Dorothee Elmiger

»Die Holländerinnen«

19:30

»Sie sei jedenfalls schweigend mitgefahren, schweigend und schauend, alles registrierend, schließlich habe der Theatermacher dies, die Mitschrift, das Protokoll aller Dinge, als ihre Aufgabe beschrieben«

 

Eine Schriftstellerin tritt an ein Pult und beginnt zu sprechen. Eigentlich soll sie ihre Poetik vorstellen, doch jede sichere Aussage zu ihrer Arbeit, sagt sie, sei ihr abhanden gekommen, ihr Schaffen in einem Prozess der Auflösung. Stattdessen erzählt sie von ihrem letzten Projekt, einer Reise in den Dschungel Südamerikas. Ein Theatermacher hatte sie dorthin eingeladen, um Teil eines Stückes zu werden, das vom mysteriösen Verschwinden zweier Holländerinnen Jahre zuvor handelt. Sie solle protokollieren, was vor Ort während der Produktion geschehe, und so hält sie fest, was man ihr zuträgt, worüber man beim Abendessen spricht, erzählt Geschichten von totgeborenen Zicklein in den Schweizer Bergen, von Gewaltausbrüchen in Brooklyn, von gespenstisch verlassenen Plantagen.

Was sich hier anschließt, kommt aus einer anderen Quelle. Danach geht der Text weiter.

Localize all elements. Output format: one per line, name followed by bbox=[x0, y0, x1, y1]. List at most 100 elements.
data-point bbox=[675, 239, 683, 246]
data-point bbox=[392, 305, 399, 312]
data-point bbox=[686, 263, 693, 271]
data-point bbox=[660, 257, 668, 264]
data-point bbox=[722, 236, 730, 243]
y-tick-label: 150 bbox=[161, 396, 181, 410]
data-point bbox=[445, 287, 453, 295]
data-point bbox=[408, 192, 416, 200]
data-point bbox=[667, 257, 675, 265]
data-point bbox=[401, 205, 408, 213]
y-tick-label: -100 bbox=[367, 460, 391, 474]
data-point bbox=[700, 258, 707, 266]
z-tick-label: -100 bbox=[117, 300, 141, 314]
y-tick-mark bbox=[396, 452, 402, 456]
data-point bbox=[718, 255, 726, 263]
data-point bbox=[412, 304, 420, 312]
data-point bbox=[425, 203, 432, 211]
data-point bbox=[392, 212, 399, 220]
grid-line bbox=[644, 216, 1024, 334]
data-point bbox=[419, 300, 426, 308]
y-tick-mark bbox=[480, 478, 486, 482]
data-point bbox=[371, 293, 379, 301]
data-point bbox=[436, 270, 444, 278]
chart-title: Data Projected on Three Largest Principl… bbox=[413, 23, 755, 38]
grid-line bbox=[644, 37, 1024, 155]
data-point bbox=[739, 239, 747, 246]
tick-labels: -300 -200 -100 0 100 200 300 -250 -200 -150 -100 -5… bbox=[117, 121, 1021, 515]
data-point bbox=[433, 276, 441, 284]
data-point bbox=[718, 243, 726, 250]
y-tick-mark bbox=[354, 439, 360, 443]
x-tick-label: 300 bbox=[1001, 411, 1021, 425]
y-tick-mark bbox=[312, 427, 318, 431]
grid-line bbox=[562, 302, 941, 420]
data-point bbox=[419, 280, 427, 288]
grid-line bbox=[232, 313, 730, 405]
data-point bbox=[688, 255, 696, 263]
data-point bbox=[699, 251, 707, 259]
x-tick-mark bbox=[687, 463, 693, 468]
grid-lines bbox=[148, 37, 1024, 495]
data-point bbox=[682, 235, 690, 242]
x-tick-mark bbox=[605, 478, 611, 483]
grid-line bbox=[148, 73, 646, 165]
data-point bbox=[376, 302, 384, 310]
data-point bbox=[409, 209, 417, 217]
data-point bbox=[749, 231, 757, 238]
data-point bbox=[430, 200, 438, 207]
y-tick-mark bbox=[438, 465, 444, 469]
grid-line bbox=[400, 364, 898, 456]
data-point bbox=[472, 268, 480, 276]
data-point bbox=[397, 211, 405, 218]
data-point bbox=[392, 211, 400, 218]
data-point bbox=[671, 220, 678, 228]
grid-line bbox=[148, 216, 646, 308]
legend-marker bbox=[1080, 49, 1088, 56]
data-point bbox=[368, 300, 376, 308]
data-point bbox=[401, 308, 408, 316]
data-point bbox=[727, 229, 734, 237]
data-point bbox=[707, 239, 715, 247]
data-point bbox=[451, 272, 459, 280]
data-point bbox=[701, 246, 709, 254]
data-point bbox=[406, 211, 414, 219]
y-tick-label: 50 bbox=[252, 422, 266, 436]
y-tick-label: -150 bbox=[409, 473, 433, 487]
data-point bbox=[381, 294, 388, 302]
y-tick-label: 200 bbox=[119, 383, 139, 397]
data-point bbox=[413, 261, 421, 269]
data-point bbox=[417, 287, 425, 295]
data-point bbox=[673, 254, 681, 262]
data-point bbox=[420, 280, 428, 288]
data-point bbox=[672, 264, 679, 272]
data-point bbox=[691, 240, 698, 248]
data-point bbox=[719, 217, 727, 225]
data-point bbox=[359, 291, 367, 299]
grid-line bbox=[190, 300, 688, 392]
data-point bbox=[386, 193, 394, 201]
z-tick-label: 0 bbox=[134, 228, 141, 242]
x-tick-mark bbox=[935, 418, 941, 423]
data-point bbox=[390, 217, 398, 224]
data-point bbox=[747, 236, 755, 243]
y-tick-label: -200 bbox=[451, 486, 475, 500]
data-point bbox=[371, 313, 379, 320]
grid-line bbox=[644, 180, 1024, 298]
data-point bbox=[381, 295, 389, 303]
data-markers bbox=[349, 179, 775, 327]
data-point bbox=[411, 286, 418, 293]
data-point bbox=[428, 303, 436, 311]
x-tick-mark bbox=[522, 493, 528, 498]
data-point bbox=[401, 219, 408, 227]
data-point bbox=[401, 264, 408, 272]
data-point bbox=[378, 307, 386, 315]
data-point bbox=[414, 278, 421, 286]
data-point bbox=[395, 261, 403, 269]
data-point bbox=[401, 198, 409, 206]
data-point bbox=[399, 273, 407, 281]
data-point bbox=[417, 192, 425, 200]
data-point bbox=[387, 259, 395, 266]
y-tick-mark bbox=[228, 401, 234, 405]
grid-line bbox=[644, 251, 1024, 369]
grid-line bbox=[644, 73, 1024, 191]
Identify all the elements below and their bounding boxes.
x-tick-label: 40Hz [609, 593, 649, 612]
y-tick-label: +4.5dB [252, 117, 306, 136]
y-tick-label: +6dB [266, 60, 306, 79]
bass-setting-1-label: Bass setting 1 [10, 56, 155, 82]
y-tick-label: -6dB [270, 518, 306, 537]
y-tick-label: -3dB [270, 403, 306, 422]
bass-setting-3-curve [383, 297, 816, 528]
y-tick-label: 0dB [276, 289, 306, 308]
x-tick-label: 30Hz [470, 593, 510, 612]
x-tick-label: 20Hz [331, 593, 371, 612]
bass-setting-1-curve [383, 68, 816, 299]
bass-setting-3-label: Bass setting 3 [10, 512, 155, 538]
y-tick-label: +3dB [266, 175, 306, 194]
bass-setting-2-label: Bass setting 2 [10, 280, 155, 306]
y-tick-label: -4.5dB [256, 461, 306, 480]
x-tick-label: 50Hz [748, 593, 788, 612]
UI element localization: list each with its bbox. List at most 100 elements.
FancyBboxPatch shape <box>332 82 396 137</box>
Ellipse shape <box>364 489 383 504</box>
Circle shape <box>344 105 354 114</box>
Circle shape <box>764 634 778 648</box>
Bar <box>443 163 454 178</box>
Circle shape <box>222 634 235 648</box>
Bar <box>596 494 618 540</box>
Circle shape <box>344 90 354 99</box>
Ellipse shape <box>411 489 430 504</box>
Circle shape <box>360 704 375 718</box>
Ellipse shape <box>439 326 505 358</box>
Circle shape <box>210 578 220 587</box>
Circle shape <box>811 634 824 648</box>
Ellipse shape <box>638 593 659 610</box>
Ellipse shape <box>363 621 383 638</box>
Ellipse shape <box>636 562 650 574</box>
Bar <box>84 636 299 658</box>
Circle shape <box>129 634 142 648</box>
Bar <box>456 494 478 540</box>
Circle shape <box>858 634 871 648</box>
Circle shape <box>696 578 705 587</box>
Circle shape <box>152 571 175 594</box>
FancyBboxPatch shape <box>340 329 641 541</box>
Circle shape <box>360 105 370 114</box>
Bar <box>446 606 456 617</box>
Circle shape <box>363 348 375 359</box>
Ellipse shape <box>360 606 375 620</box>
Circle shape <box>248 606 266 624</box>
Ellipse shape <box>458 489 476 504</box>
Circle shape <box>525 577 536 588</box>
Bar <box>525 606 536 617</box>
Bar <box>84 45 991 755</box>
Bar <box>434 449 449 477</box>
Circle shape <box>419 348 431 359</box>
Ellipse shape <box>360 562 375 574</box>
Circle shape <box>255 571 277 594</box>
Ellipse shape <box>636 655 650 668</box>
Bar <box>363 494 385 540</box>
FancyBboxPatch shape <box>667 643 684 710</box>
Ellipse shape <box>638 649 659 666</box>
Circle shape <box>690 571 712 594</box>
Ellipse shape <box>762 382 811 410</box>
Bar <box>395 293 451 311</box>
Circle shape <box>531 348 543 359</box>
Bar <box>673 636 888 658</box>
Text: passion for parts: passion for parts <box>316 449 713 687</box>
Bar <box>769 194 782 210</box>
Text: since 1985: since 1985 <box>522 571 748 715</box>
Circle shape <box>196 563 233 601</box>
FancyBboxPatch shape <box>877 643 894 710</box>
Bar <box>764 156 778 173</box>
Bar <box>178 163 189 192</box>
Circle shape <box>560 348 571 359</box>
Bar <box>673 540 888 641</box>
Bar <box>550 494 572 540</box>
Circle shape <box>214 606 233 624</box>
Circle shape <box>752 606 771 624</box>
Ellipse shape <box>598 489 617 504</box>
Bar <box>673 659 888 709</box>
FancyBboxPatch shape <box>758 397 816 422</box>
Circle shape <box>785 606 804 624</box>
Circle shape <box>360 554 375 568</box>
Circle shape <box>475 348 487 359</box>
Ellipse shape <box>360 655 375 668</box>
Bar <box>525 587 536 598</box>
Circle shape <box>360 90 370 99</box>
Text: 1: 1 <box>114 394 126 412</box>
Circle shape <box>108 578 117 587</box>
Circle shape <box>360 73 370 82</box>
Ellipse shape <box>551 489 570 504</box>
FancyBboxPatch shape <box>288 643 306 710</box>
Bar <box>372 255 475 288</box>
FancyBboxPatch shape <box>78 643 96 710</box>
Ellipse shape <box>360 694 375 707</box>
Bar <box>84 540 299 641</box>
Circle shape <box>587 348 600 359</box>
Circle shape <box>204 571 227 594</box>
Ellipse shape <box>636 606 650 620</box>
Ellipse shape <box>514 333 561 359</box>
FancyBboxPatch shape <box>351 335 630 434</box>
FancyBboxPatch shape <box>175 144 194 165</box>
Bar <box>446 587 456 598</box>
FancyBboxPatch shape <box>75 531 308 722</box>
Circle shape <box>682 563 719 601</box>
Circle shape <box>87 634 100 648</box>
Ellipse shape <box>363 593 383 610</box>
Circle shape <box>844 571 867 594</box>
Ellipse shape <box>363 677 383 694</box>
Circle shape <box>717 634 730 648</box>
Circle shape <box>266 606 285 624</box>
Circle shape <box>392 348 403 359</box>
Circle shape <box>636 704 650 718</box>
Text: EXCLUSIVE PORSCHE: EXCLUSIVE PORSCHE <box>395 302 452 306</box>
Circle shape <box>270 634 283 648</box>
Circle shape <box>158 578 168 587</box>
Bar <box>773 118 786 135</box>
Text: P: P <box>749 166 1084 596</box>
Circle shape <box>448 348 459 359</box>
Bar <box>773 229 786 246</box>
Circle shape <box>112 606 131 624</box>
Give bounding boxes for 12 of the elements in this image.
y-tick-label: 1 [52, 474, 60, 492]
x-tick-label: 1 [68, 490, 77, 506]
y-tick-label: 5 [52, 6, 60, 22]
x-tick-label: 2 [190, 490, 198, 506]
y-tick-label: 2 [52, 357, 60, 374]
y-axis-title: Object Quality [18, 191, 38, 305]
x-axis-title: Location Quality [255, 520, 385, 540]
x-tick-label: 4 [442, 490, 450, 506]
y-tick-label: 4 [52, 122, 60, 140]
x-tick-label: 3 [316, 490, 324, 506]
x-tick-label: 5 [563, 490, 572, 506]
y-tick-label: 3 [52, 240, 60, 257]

In ihrem neuen Roman Die Holländerinnen reist Dorothee Elmiger ins Herz der Finsternis einer Welt, die ihre Verlorenheit nicht mehr zu verbergen weiß. Elmiger erzählt von den Rissen, durch die Gewalt in unsere Existenz dringt, erzählt davon, dass auch unsere Geschichten kein Trost mehr sind – und sie tut es einmal mehr so kühn und voller Schönheit, dass man den Blick nicht abwenden kann und im Schrecken Trost findet.

Moderation: Björn Jager

Mit freundlicher Unterstützung durch Pro Helvetia.

Dorothee Elmiger
© Georg Gatsas

Dorothee Elmiger, geboren 1985 in der Schweiz, lebt als freie Autorin und Übersetzerin in New York. Ihre Bücher Einladung an die Waghalsigen (2010), Schlafgänger (2014) und Aus der Zuckerfabrik (2020) wurden in zahlreiche Sprachen übersetzt, für die Bühne adaptiert und vielfach ausgezeichnet.